Узнав Феничку поздно вообще, а близко — уже совсем взрослою девочкою, Иван Афанасьевич был, конечно, весьма доволен иметь такую прелестную дочь, но не мог приобрести той привычки к ней, которая в родителях, знающих своих детей с колыбели, укрепляется годами до превращения, в самом деле, во вторую натуру. И ласкаемый, и ласкающий, он, все-таки, чувствовал себя как бы лишь полуотцом полудочери, да еще имел чуткое подозрение, что он-то, в представлениях Фенички, является вряд ли даже четвертью отца… Он не мог не встречаться в этой тоненькой, беленькой барышне, почти ежеминутно, с подавляющим преобладанием материнской породы — и, будучи достаточно смышлен, чтобы не оскорбляться тем запоздало и едва ли поправимо, ощущал, однако, в сердце некоторую завистливую пустоту:
— Вывела себе орлица орлицу, а мне, старой вороне, и места подле нет!
Сообщение Виктории Павловны, что она беременна, хлынуло в эту пустоту наполняющею радостью, пьяною, как искрометное вино. Иван Афанасьевич был почему-то уверен, что на этот раз Виктория Павловна родит непременно сына, и:
— Уж этот-то будет мой… извините-с! желаю, чтобы совершенно был мой… Иван Иванович Пшенка— и никаких!.. Пусть его не выйдет орлом: не претендую!.. Мне орлов и не надобно… Подайте мне вороненочка… да-с! вороненочка!.. чтобы я узнал свою кровь и видел продолжение своего рода…

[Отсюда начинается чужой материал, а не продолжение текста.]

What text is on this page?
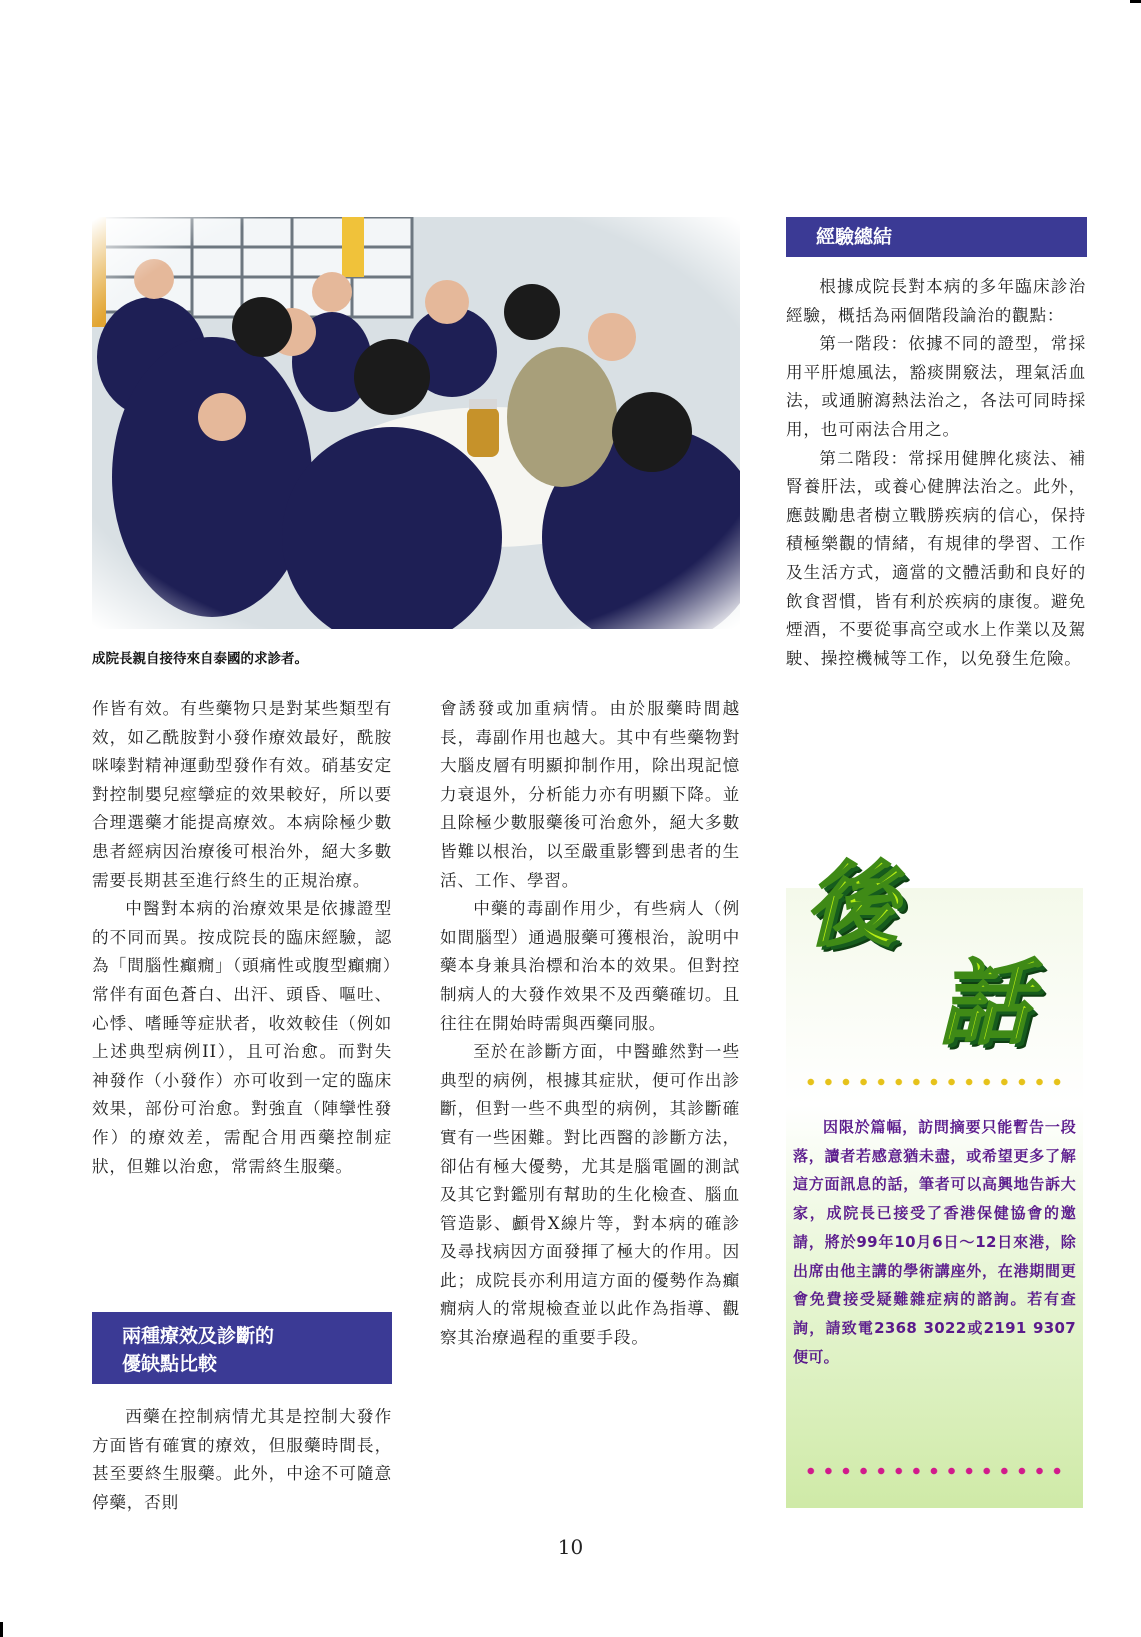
成院長親自接待來自泰國的求診者。
經驗總結

根據成院長對本病的多年臨床診治經驗，概括為兩個階段論治的觀點：

第一階段：依據不同的證型，常採用平肝熄風法，豁痰開竅法，理氣活血法，或通腑瀉熱法治之，各法可同時採用，也可兩法合用之。

第二階段：常採用健脾化痰法、補腎養肝法，或養心健脾法治之。此外，應鼓勵患者樹立戰勝疾病的信心，保持積極樂觀的情緒，有規律的學習、工作及生活方式，適當的文體活動和良好的飲食習慣，皆有利於疾病的康復。避免煙酒，不要從事高空或水上作業以及駕駛、操控機械等工作，以免發生危險。

作皆有效。有些藥物只是對某些類型有效，如乙酰胺對小發作療效最好，酰胺咪嗪對精神運動型發作有效。硝基安定對控制嬰兒痙攣症的效果較好，所以要合理選藥才能提高療效。本病除極少數患者經病因治療後可根治外，絕大多數需要長期甚至進行終生的正規治療。

中醫對本病的治療效果是依據證型的不同而異。按成院長的臨床經驗，認為「間腦性癲癇」（頭痛性或腹型癲癇）常伴有面色蒼白、出汗、頭昏、嘔吐、心悸、嗜睡等症狀者，收效較佳（例如上述典型病例II），且可治愈。而對失神發作（小發作）亦可收到一定的臨床效果，部份可治愈。對強直（陣攣性發作）的療效差，需配合用西藥控制症狀，但難以治愈，常需終生服藥。

兩種療效及診斷的
優缺點比較

西藥在控制病情尤其是控制大發作方面皆有確實的療效，但服藥時間長，甚至要終生服藥。此外，中途不可隨意停藥，否則

會誘發或加重病情。由於服藥時間越長，毒副作用也越大。其中有些藥物對大腦皮層有明顯抑制作用，除出現記憶力衰退外，分析能力亦有明顯下降。並且除極少數服藥後可治愈外，絕大多數皆難以根治，以至嚴重影響到患者的生活、工作、學習。

中藥的毒副作用少，有些病人（例如間腦型）通過服藥可獲根治，說明中藥本身兼具治標和治本的效果。但對控制病人的大發作效果不及西藥確切。且往往在開始時需與西藥同服。

至於在診斷方面，中醫雖然對一些典型的病例，根據其症狀，便可作出診斷，但對一些不典型的病例，其診斷確實有一些困難。對比西醫的診斷方法，卻佔有極大優勢，尤其是腦電圖的測試及其它對鑑別有幫助的生化檢查、腦血管造影、顱骨X線片等，對本病的確診及尋找病因方面發揮了極大的作用。因此；成院長亦利用這方面的優勢作為癲癇病人的常規檢查並以此作為指導、觀察其治療過程的重要手段。

後
話

因限於篇幅，訪問摘要只能暫告一段落，讀者若感意猶未盡，或希望更多了解這方面訊息的話，筆者可以高興地告訴大家，成院長已接受了香港保健協會的邀請，將於99年10月6日～12日來港，除出席由他主講的學術講座外，在港期間更會免費接受疑難雜症病的諮詢。若有查詢，請致電2368 3022或2191 9307便可。

10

И, при всей деликатности, которую он соблюдал в отношении жены и по естественной, привычной опаске, и по искусственно принятой осторожной тактике, Виктория Павловна иногда, в быстром, внезапном повороте, от которого Иван Афанасьевич не успевал спрятать глаз своих, ловила в них престранное выражение…
— Он следил за мною, — думала она, — точно человек, который дал на сохранение другому громадный капитал, а теперь трясется от страха за его судьбу… Точно я кассир сомнительного банка, а он главный вкладчик и трепещет, не убежала бы я с кассою в Америку… Не дрожи напрасно, бедный вкладчик! Никуда я не убегу: получишь свое сокровище полностью… «Сперва был я в отце, потом приняла меня мать, но как общее им обоим»… Много грехов на душе, но ни губительством младенцев, ни кражею их не занималась…
Религиозное толкование, которое Виктория Павловна, под влиянием Экзакустодиана и Василисы, начала давать своему положению, сделалось известным Ивану Афанасьевичу по излюбленному его способу — через подслушанный разговор… И успел он слышать не только это, но и — как Василиса доказывала Виктории Павловне непоследовательность ее отчуждения от венчанного мужа и необходимость сойтись с ним в совершенное сожительство… Виктория Павловна слушала и молчала…
А Иван Афанасьевич, после того, поймал Василису, — которую он до того времени, почему-то инстинктивно возненавидел с первого взгляда и со дня на день все больше и больше терпеть не мог, — вблизи гостиницы, в глухом переулке, наедине, и задыхающийся, с униженными поклонами, бормотал восторженно робкою скороговоркою искательного человека:
— Я слышал, что вы сейчас внушали моей супруге… покорнейше вас благодарю… Никак не ожидал, чтобы вы были ко мне так любезны… и… покорнейше вас благодарю!
Иконописная девица смотрела на него в упор громадными серыми глазищами, открывшимися от черных ресниц, но решительно ничего не выражавшими, точно она слышать слышала, но понимать не понимала.
Иван Афанасьевич, истолковав ее недвижный взгляд и тупое молчание по своему, осторожно коснулся рука ее и интимно зашептал:
— Послушайте! Если вы будете продолжать в том же роде, я… позвольте мне быть благодарным… Сто, даже двести рублей на вашу обитель — это я вполне готов… А ежели замечу, что ваши убеждения имеют успех, и Виктория Павловна начинает склоняться, то могу больше…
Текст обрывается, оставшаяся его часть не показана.